If it is true that Zelikow declined to include the information on Able Danger in the Kean report, and if it is true, as Zelikow wrote, that Atta was the “tactical leader of the 9/11 plot”, and if it is furthermore true, as Schaffer publicly explained, that SOCOM protected Atta prior to his deadly attack on the US, which claimed 3,000 lives, then the account as provided by the official 9/11 report is discredited, and we are faced with a sea of lies and cover-ups.
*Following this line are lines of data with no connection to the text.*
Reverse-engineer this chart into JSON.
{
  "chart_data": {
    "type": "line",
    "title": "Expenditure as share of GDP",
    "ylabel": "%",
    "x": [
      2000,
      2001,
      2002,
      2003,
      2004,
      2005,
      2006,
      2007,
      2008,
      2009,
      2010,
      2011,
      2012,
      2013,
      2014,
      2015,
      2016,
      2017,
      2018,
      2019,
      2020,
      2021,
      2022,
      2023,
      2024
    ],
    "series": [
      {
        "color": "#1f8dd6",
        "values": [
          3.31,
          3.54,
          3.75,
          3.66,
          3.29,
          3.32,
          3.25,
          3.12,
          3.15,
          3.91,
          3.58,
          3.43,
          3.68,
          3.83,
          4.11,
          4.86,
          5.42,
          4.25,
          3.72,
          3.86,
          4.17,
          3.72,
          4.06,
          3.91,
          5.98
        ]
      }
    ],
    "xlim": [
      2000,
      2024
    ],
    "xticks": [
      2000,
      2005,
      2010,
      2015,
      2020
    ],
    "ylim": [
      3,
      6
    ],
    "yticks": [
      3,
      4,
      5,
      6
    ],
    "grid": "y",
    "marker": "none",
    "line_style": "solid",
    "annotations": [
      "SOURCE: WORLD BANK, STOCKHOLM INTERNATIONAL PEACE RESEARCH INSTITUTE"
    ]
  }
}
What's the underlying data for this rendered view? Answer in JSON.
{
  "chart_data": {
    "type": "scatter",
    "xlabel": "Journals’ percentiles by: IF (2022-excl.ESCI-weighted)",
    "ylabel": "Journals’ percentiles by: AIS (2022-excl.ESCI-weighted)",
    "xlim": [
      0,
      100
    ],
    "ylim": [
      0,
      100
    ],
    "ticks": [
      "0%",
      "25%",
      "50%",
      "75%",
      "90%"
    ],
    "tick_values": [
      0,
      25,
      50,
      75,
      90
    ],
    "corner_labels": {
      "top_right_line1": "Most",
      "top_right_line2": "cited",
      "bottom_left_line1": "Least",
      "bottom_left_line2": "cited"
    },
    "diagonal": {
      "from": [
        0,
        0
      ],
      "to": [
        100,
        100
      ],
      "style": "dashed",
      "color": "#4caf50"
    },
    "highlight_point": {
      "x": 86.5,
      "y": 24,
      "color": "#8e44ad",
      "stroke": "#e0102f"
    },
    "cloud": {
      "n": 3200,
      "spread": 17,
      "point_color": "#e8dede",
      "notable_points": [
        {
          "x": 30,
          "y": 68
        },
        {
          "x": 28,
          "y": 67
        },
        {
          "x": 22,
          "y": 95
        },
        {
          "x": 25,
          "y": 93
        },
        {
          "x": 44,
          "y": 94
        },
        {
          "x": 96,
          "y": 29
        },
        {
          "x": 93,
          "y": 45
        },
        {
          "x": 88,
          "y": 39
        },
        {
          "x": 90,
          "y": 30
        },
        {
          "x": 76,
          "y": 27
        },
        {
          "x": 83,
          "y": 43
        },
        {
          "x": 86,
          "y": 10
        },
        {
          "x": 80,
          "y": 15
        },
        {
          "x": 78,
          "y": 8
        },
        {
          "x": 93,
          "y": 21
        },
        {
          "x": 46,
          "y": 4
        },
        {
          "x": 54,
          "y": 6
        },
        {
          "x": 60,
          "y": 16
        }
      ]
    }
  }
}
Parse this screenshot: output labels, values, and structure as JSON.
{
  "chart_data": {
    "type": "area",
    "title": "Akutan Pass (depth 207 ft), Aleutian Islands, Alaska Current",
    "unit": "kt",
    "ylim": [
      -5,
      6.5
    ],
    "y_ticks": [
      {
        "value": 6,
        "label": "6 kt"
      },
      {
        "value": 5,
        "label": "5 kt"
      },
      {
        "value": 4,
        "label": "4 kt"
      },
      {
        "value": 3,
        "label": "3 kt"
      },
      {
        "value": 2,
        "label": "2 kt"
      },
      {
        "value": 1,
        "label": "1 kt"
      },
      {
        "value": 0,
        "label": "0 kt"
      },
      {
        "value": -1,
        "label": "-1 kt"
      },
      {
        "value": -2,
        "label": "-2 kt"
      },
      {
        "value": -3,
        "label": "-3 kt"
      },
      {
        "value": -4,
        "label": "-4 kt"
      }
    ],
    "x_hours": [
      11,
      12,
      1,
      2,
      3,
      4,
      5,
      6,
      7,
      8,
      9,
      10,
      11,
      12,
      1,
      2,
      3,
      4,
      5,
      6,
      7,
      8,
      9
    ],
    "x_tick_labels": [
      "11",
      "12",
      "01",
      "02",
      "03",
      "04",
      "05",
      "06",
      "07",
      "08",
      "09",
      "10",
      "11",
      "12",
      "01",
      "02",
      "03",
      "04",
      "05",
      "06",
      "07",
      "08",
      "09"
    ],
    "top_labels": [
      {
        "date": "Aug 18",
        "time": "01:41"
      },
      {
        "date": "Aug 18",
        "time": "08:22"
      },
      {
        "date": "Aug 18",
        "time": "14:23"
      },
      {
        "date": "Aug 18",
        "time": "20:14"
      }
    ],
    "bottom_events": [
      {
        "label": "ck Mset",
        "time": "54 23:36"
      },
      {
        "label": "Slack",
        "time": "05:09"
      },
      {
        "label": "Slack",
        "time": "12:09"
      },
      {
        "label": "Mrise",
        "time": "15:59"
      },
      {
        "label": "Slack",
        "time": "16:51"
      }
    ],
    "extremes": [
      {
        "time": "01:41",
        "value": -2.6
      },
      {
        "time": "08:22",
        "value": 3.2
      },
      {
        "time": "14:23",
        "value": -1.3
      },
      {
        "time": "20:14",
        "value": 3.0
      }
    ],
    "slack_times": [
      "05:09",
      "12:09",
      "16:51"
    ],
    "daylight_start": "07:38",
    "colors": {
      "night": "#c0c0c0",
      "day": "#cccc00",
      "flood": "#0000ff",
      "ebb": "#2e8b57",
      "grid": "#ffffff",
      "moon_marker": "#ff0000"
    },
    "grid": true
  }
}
Four years after 9/11, we are presented with facts that are diametrically opposed to the official narrative. While the biggest questions remain unanswered and there is a possibility that they will never be answered, the media would do well by the public to be diligent enough to keep the issue alive and not allow it to be swept under the rug in the face of confusion and complexity.

Dr. Daniele Ganser specializes in secret warfare and is a Senior Researcher at the Center for Security Studies. The opinions contained in this commentary do not necessarily reflect those of the International Relations and Security Network (ISN).